Building a cool product is not enough
Finding the right problem is more important than building the best product
You can view your startup as an optimisation machine. The world is already in a local equilibrium and you are trying to bring it down to a lower local optima. This means customers will have to go through a transition phase — that is the slump between the two local minimums — in which you are mostly a nuisance.
Think about it, clients have to first find you, understand what you do, try your product, onboard it, and work around its multiple limitations, just so that they can start to get value out of what you do. During this transition phase, the customer default inclination will be to want to go back to the previous state of affairs in which you didn’t exist because, at this point, you are just causing more problems than solving them. It’s not until you’ve crossed the crest of the slump that customers want to stick with you.
There’s a couple of ways you can mitigate this situation.

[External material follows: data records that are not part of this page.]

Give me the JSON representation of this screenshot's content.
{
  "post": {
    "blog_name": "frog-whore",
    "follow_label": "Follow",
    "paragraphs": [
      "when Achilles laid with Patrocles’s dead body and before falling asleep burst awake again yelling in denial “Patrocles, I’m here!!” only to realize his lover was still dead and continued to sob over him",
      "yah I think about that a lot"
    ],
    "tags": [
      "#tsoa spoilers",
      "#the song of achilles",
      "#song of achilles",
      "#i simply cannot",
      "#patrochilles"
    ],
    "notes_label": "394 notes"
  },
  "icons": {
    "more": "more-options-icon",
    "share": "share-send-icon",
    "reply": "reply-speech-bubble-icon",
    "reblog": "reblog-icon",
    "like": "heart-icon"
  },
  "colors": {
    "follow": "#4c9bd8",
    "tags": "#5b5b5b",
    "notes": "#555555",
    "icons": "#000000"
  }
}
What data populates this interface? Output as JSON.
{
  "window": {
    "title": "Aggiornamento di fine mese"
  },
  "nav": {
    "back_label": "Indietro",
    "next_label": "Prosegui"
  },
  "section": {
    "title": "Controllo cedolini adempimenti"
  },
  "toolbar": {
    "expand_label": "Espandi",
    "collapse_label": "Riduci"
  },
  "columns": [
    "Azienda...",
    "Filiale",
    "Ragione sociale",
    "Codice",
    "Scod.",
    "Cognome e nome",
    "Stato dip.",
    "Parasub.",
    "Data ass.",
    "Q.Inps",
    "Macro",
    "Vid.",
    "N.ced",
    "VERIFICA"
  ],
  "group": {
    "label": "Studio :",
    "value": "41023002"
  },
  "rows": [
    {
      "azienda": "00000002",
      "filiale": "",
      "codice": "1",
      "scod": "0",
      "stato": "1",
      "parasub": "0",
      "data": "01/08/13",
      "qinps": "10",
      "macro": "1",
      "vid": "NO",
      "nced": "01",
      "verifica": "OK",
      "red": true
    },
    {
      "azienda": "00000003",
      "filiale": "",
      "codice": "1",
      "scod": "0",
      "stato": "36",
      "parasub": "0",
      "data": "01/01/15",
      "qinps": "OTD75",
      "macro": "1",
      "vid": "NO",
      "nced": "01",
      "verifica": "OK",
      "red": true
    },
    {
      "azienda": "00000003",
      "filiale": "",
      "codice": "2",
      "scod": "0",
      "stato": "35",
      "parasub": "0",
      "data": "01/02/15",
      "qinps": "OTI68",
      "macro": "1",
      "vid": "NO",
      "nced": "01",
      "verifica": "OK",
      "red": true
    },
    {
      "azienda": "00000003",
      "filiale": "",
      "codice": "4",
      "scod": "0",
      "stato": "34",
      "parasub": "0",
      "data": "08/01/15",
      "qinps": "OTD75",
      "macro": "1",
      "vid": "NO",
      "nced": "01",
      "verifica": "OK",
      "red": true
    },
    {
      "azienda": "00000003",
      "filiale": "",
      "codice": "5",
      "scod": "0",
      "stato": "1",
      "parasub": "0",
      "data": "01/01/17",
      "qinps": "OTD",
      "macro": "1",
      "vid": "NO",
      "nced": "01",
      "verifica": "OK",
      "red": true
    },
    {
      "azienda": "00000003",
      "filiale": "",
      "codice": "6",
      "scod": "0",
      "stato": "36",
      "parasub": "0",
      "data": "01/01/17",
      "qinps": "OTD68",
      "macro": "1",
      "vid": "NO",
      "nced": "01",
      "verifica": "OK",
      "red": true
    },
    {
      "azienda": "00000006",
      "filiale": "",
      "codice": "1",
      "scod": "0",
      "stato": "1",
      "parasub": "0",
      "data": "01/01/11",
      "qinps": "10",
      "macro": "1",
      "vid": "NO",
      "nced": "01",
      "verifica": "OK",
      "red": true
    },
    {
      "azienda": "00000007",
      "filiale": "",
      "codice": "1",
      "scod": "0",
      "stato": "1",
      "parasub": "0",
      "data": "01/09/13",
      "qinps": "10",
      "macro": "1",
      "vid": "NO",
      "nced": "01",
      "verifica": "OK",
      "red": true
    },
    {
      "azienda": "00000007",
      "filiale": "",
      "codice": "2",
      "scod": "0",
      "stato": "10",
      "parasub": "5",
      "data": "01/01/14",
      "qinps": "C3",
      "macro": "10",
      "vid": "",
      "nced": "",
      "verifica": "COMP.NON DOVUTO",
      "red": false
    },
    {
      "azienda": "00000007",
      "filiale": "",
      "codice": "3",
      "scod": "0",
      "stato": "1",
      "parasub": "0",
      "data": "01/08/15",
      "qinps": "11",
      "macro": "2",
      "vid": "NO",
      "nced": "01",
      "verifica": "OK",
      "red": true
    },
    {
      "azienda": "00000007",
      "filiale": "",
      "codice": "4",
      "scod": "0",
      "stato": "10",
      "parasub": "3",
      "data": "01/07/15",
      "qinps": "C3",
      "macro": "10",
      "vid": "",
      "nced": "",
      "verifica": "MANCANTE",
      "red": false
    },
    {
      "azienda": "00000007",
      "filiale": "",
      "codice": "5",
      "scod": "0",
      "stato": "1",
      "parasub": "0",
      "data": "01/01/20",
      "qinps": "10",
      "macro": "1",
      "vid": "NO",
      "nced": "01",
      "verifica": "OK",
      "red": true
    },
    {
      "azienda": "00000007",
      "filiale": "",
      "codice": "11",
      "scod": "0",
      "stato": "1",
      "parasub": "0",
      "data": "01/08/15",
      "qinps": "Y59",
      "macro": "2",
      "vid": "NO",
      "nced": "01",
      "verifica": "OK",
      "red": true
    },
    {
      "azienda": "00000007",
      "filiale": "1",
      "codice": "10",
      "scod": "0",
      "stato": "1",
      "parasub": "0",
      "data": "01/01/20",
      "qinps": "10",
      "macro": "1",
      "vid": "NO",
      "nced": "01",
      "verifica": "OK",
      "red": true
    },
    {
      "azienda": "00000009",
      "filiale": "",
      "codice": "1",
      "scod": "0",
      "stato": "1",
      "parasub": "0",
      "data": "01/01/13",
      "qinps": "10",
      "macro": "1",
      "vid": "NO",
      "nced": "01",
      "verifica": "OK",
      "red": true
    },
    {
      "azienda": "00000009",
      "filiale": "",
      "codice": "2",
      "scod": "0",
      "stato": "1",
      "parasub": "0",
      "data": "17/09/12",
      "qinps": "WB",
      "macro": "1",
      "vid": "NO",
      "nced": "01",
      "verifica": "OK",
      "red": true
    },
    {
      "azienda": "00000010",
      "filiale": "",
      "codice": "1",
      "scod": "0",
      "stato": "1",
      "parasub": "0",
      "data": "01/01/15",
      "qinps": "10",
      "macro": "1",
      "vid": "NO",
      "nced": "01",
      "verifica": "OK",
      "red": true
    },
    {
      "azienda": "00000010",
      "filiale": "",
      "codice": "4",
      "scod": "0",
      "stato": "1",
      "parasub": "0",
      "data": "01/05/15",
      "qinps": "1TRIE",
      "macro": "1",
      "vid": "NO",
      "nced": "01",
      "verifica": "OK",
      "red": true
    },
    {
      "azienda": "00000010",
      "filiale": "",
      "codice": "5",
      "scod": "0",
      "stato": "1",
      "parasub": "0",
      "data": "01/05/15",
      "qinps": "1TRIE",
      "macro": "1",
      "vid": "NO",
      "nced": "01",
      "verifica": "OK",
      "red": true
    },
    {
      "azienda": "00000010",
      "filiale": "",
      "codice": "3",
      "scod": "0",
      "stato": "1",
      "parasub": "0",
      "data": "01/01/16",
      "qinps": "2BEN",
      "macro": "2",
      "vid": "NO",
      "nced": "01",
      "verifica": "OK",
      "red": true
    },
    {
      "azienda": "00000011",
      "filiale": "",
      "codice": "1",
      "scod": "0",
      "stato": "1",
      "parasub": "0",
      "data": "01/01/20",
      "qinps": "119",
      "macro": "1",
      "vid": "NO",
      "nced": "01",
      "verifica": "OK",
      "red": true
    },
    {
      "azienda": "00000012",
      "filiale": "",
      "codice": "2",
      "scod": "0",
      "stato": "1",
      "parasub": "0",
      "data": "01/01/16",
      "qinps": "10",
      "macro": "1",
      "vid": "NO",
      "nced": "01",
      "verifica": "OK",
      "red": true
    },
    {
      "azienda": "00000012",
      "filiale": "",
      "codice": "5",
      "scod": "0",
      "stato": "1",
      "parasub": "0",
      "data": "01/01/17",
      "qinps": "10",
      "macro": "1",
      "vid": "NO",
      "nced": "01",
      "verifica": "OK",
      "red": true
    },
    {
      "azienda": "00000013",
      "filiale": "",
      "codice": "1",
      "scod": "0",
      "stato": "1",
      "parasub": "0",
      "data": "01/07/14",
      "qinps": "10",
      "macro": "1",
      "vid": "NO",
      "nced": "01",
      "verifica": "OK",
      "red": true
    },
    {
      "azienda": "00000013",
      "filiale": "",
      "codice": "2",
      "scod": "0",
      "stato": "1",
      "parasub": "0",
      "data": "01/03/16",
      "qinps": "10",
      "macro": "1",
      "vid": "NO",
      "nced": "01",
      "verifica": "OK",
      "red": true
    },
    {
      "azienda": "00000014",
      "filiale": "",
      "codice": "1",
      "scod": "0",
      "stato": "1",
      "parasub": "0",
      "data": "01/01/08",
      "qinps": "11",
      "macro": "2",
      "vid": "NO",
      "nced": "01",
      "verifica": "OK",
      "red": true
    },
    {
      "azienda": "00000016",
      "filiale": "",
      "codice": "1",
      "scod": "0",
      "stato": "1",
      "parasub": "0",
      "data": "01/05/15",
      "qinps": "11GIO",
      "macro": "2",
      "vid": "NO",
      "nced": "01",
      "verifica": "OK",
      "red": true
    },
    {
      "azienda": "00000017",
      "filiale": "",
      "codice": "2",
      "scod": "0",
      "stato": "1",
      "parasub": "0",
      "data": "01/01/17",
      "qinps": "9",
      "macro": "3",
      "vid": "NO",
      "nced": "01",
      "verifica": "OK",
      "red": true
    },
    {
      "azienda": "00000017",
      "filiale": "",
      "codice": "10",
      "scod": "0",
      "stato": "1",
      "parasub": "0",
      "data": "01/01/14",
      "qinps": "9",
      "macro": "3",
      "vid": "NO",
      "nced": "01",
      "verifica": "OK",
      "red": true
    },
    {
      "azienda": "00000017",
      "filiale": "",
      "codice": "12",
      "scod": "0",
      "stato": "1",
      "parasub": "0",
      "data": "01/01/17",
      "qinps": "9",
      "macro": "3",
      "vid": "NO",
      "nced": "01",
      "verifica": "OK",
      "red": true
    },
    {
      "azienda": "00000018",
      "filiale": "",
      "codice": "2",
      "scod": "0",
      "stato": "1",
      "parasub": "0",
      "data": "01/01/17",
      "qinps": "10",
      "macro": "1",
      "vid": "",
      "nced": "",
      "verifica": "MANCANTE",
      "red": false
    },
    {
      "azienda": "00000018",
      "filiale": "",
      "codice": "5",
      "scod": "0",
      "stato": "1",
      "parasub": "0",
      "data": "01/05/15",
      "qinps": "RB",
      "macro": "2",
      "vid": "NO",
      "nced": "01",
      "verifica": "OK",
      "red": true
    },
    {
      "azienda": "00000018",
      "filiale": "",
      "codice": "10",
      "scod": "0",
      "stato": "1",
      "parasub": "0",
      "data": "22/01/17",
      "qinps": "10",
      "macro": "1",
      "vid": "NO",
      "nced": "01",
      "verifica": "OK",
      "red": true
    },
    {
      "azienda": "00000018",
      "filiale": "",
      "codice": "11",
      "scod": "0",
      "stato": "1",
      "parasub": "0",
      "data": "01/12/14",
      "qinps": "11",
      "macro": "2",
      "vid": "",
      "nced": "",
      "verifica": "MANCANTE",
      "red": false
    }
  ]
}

First, you find a problem so big that the slump between the two equilibrium points is almost flat. In this situation customers’ pain is such that they will put up with almost anything in order to get to a better state. These are typical of first-gen products in any new platform. Think sales before CRMs or music before streaming. If you are trying to replace a workflow that is currently done with Excel you are probably in this bucket. Most real
startups are in this scenario.Second, you started a company in a competitive market with established solutions and fight with tooth and nails in order to get customers over the slump en masse. In this scenario product is almost a commodity, the baseline with which to compete, and you have to bring value via other means such as sales, marketing and customer support. In the long term every successful company finds itself in this scenario.
The worst deal is being a startup in the second scenario. You have a good product, maybe 3x better than the competition, but the size of the slump is such that you can’t manage to get enough customers to the new equilibrium, and you have no resources to compete in the other areas of value add.
At some point it’s better to stop and find gentler slopes to climb.
Real in the sense of a company that is growing +20% MoM.